Diana's lips moved in a pitiful attempt at a smile.

"Oh, no," she said, shaking her head. "It's not that. I've . . . no pride . . . left, I think. But I can't be mean—mean enough to crawl back now." She paused, then went on with an inflection of irony in her low, broken voice. "'Whatsoever a man soweth, that shall he also reap.' . . . Well, I'm reaping—that's all."

Like the keen thrust of a knife came Olga's answer.

"And must he, too, reap your sowing? For that's what it amounts to—that
Max must suffer for your sin. Oh! He's paid enough for others! . . .
Diana"—imploringly—"Max is leaving England to-night. Go back to him
now—don't wait until it's too late,"

"No." Diana spoke in dead, flat tones. "Can't you understand?"—moving her head restlessly. "Do you suppose—even if he forgave me—that he could ever believe in me again? He would never be certain that I really trusted him. He would always feel unsure of me."
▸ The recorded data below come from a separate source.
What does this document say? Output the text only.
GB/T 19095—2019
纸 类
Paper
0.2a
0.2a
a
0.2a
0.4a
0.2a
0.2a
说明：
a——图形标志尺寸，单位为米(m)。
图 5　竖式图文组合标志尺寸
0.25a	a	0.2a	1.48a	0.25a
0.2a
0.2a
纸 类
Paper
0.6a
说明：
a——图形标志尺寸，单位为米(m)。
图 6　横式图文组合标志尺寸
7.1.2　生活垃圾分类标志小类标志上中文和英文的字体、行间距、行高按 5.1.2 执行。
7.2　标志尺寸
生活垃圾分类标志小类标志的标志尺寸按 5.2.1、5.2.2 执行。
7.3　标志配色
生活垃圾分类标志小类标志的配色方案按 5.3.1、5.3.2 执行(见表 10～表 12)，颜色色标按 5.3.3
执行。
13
"If you can think that, then you haven't understood Max—or his love for you," retorted Olga vehemently. "Oh! How can I make you see it? You keep on balancing this against that—what you can give, what Max can believe—weighing out love as though it were sold by the ounce! Max loves you—loves you! And there aren't any limitations to love!" She broke off abruptly, her voice shaking. "Can't you believe it?" she added helplessly, after a minute.

Diana shook her head.

"I think you mean to be kind," she said patiently. "But love is a giving. And I—have nothing to give."

"And you're too proud to take."

"Yes . . . if you call that pride. I can't take—when I've nothing to give."

"Then you don't love! You don't know what it means to love! Diana"—Olga's voice rose in passionate entreaty—"for God's sake go to him! He's suffered so much. Forget what people may think—what even he may think! Throw your pride overboard and remember only that he loves you and has need of you. Go to him!"

She ceased, and her eyes implored Diana's. No matter what may have been her shortcomings—and they were many, for she was a hard, embittered woman—at least, in her devotion to her brother, Olga Lermontof approached very nearly to the heroic.

There was a long silence. At last Diana spoke in low, shaken tones, her head bowed.

"I can't!" she whispered. "I shall never forgive myself. And I can't ask Max to—forgive me. . . . He couldn't." The last words were hardly audible.

For a moment Olga stood quite still, gazing with hard eyes at the slight figure hunched into drooping lines of utter weariness. Once her lips moved, but no sound came. Then she turned away, walking with lagging footsteps, and a minute later the door opened and closed quietly again behind her.